Emek hareketinin, uzunca bir süredir içinde bulunduğu olumsuz koşulların üstesinden gelebilmesi için benimsenmesi gereken temel ilke, sınıf siyasetini toplumsal yaşamın dışına itmeye çalışan her türden ikiyüzlü tutumu mahkûm eden ve tüm sınıfı kendi öz siyaseti doğrultusunda birleştirmeye çalışan bir temelde yükselmek olmalıdır. Bu konuda, yine Marx’ın I. Enternasyonal’in 1866 yılındaki Cenevre Kongresi’nde söyledikleri öğreticidir: “(Sendikalar) özgün amaçlarının yanı sıra, artık, daha büyük çıkarları olan tam kurtuluş için işçi sınıfını örgütleme merkezleri olarak bilinçle hareket etmeyi öğrenmelidirler. Bu amaca yönelik her toplumsal ve politik harekete yardımcı olmalıdırlar. (Böylece) kendilerini tüm işçi sınıfının temsilcileri ve savunucuları sayarak ve böyle davranarak, birliğin dışında kalanları da saflarına katmayı başaracaklardır.”(1999:81)
Sendikalar, işçi sınıfını öncelikle sömürüyü sınırlandırmak amacıyla ekonomik mücadele içinde birleştiren, ancak sadece bununla yetinmeyip sömürüyü tamamen ortadan kaldırmak amacıyla sınıfın siyasal mücadelesini güçlendiren örgütler haline getirildiklerinde, işçi sınıfının sadece bir bölümünün değil tamamının temsilcileri olarak, kendilerinin dışında olanları sınıf mücadelesine katmayı başaracaklardır. Bunun için en büyük görev sınıf sendikacılığı savunucularına, mücadeleci işçi ve sendika yöneticilerine düşmektedir.
Kaynakça:
Friedrich Engels, İngiltere’de Emekçi Sınıfın Durumu, çev: Yurdakul Fincancı, Sol Yayınları, 1997, Ankara.

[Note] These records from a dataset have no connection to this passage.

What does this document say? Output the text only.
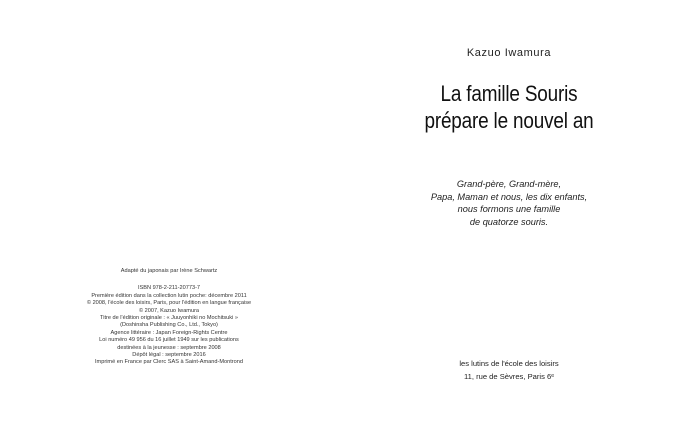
Adapté du japonais par Irène Schwartz
ISBN 978-2-211-20773-7
Première édition dans la collection lutin poche: décembre 2011
© 2008, l'école des loisirs, Paris, pour l'édition en langue française
© 2007, Kazuo Iwamura
Titre de l'édition originale : « Juuyonhiki no Mochitsuki »
(Doshinsha Publishing Co., Ltd., Tokyo)
Agence littéraire : Japan Foreign-Rights Centre
Loi numéro 49 956 du 16 juillet 1949 sur les publications
destinées à la jeunesse : septembre 2008
Dépôt légal : septembre 2016
Imprimé en France par Clerc SAS à Saint-Amand-Montrond
Kazuo Iwamura
La famille Souris
prépare le nouvel an
Grand-père, Grand-mère,
Papa, Maman et nous, les dix enfants,
nous formons une famille
de quatorze souris.
les lutins de l'école des loisirs
11, rue de Sèvres, Paris 6ᵉ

Karl Marx, Felsefenin Sefaleti, çev: Ahmet Kardam, Sol yayınları, 1992, Ankara.
Karl Marx, Ücret, Fiyat ve Kar, çev: Sevim Belli, Sol yayınları, 1999, Ankara.
E.P. Thompson, İngiliz İşçi Sınıfının Oluşumu, çev: Uygur Kocabaşoğlu, Birikim Yayınları, 2004, İstanbul.
Karl Marx, Friedrich Engels, V.İ. Lenin, Sendikalar Üzerine, çev: Engin Karaoğlu, Bilim Yayınları, 1975, İstanbul.
V. İlyiç Lenin, Ne Yapmalı, çev: Muzaffer Erdost, 4. Baskı, Sol Yayınları, 1992, Ankara.
Erkan Aydoğanoğlu, Sınıf Mücadelesinde Sendikalar, Evrensel Basım Yayın, 2007, İstanbul.
Erkan Aydoğanoğlu, Dünyada ve Türkiye’de Sendika Siyaset İlişkisi, Kültür Sanat Sen yayınları, 2009, Ankara.
[1] Bu dönem işçi sınıfı ve sendikal hareketin tarihi açısından önemlidir. O dönemde tüm Avrupa’da toplam 12.000 tekstil makinesi bulunuyorken, işçiler tarafından kırılıp tahrip edilen makine sayısının 3.000 civarında olduğu tahmin edilmektedir. Sadece bu rakam bile makine kırıcılığı hareketinin ne kadar etkili olduğunu görmek açısından dikkat çekicidir.
[2] Çartistler, görüşlerini yaymak için The Northern Star (Kuzey Yıldızı) adında haftalık bir gazete çıkarmışlar ve bu gazete 1837’den 1852 yılına kadar yayınlanmıştır. 19. yüzyılın ilk yarısında işçiler arasında en çok okunan gazete olan Kuzey Yıldızı, 1939 yılında haftada elli bin kopya basılarak, o dönemin koşullarında çok yüksek okunma rakamlarına ulaşmış, yayınlandığı dönemde işçi sınıfının mücadelesini güçlendiren bir işlev görmüştür.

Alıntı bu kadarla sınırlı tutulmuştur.